The following quote is about the lifelessness that can overtake the soul and reduce the works of charity or religion to nothing more than good habits, lacking the life of the Spirit. In that state we may produce good works by a cold exactitude, but have removed ourselves from the life and struggle of the living  soul, ours or others, where instead of spiritual passion and the heart needs of others as our motive, we become automatic in our doing, devoid of the life of God and love of man.

  "A faithful and reliable man is a priceless and wholesome blessing in this world: but this cold exactitude is not faithfulness. Springing from no life of conscience and graced by no varieties of love, it is neither a sacrifice to God, nor a heart-offering to man, but only that absence of disturbance which arises from an unimpassioned and plodding nature. The human piecework that is got through by those who are content to do much and be nothing is doubtless great. But it is only negative: the moment it ceases to be the expression and outcoming of a living soul, its very copiousness is dearth (an inadequate supply) and its success is failure.

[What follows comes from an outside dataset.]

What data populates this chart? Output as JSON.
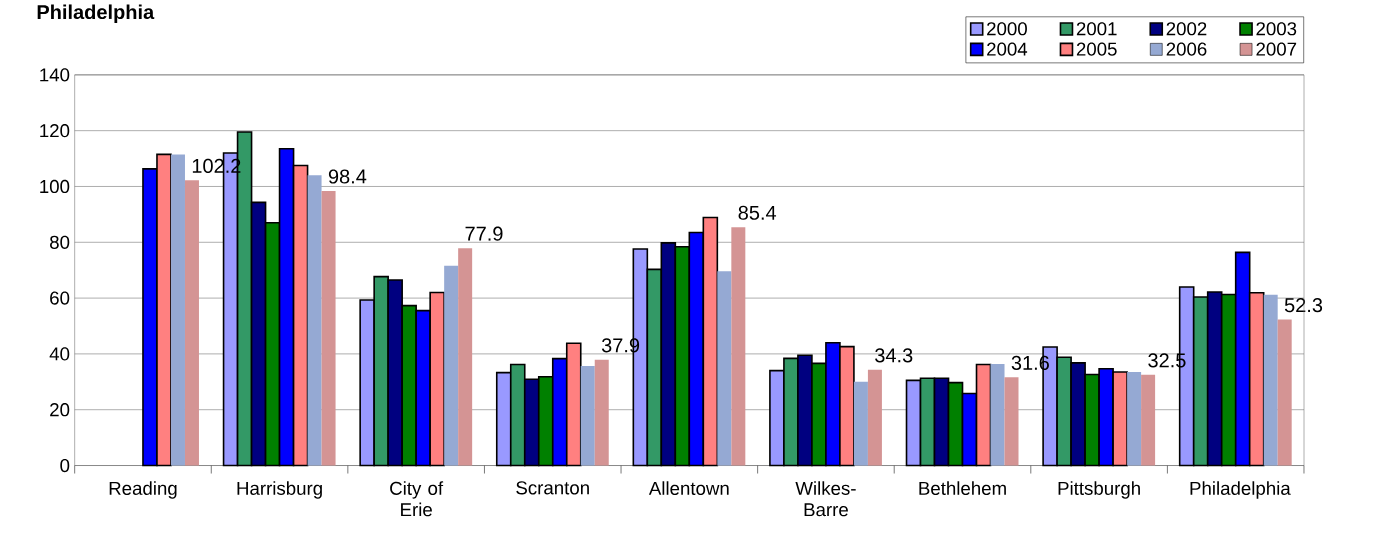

When the regularities of habit and the perseverance of will become simply automatic: however they may pace with the heavier grist (anything that can be turned to profit or advantage) the mill of wealth, they have ever less to offer at the shrine of worship: the windows are darkened through which gleams of divine and solemn light once entered and enriched the soul; the voice loses its mellow tones, and is no longer flexible enough to sing a song of hope to the heavy hearts of sorrowing men. No withered unconcern, no dead exactitude, is fitted for a life like ours, -- a life full of free elements, related not merely to the punctualities of material nature, but to the heaving passions of living men; -- a life strewed with various sorrows and full of struggling nobleness, where no open ear is ever far from the curse, the sigh, the prayer; -- a life of outward heats and inward thirst, that no sleeping millpond can keep clear and fresh, but only the running waters of the pure soul descending from the upland wilds. Neither in the human nor in the Divine existence does the most faultless uniformity in itself constitute perfection."